Há vários grupos de debate rolando desde o começo do governo, mas não sabemos QUAL terá a visão da legislação futura, e nem ideia de que visão é essa. Isso é de EXTREMA IMPORTÂNCIA e não pode ser feito de qualquer jeito por causa da comoção do 8 de janeiro.

Não se trata de QUANDO iremos regulamentar as plataformas, mas COMO. Tem grupo de trabalho na AGU, no MJ, no MDH, a Secom está debatendo isso, o STF também.Quem tem a visão da coisa?Esses grupos se conversam?Quem centraliza os debates e as propostas?Qual o prazo pra termos um projeto sólido?Quem vai apresentar?O Governo vai encarar a disputa com Lira e o lobby do like na Câmara ou vai decidir por Medida Provisória?Quem será ouvido nos dois casos?

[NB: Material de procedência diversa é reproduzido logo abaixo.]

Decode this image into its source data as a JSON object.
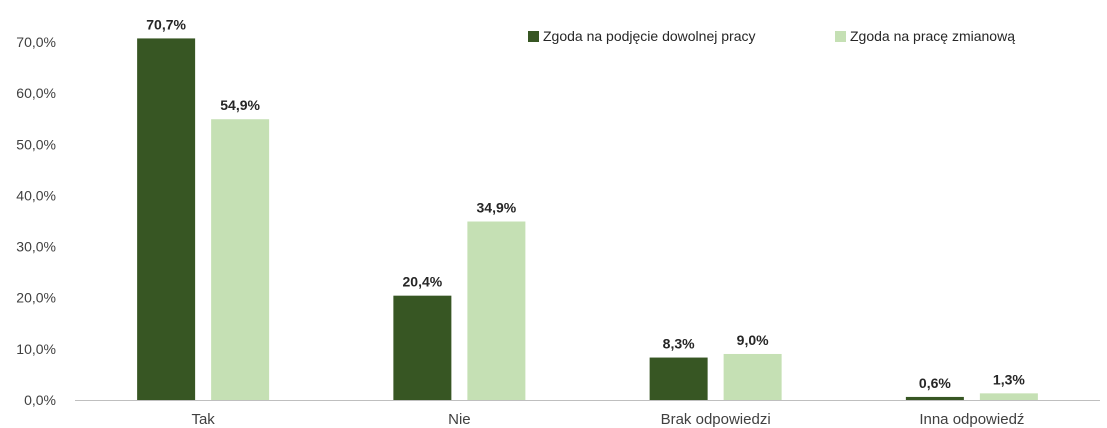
{
  "chart_data": {
    "type": "bar",
    "title": "",
    "xlabel": "",
    "ylabel": "",
    "ylim": [
      0,
      70
    ],
    "yticks": [
      "0,0%",
      "10,0%",
      "20,0%",
      "30,0%",
      "40,0%",
      "50,0%",
      "60,0%",
      "70,0%"
    ],
    "yticks_values": [
      0,
      10,
      20,
      30,
      40,
      50,
      60,
      70
    ],
    "grid": false,
    "legend_position": "top-right",
    "categories": [
      "Tak",
      "Nie",
      "Brak odpowiedzi",
      "Inna odpowiedź"
    ],
    "series": [
      {
        "name": "Zgoda na podjęcie dowolnej pracy",
        "color": "#375623",
        "values": [
          70.7,
          20.4,
          8.3,
          0.6
        ],
        "labels": [
          "70,7%",
          "20,4%",
          "8,3%",
          "0,6%"
        ]
      },
      {
        "name": "Zgoda na pracę zmianową",
        "color": "#c5e0b4",
        "values": [
          54.9,
          34.9,
          9.0,
          1.3
        ],
        "labels": [
          "54,9%",
          "34,9%",
          "9,0%",
          "1,3%"
        ]
      }
    ]
  }
}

O caso de Kim Kataguiri é exemplar

A quem ele serve quando se antecipa às discussões e joga na mesa um PL pra blindar as plataformas de todas as responsabilidades? Quem paga a conta do jantar do deputado?

A Bancada do Like já está anos-luz à frente nesse jogo (leia isso).

O “diálogo” com a indústria, porém, é mais profundo do que Canziani faz parecer – e não envolve apenas um interesse genuíno por diálogo, mas também o financiamento da bancada. Por trás da frente, está o Instituto Cidadania Digital, associação criada em novembro de 2019 para realizar “a interlocução entre o ecossistema digital e o Congresso através do assessoramento à Frente Parlamentar da Economia & Cidadania Digital”.

É exatamente o mesmo funcionamento da Frente Parlamentar de Agricultura, a influente bancada ruralista. Ela é assessorada por um instituto financiado por grandes empresas do agronegócio, o Instituto Pensar Agro, conhecido como IPA. Não apenas assessorada – mas também custeada. O instituto é o braço institucional do lobby: produz desde estudos pró-agrotóxicos a propagandas disfarçadas de reportagens em grandes jornais, como aquelas favoráveis ao Marco Temporal, que poderia acabar com a demarcação de terras indígenas no país.

Zzz…

A esquerda não está se engajando nessa cobrança por medo de pressionar o governo do PT. Sendo franco: isso está completamente errado e pode ter um preço alto.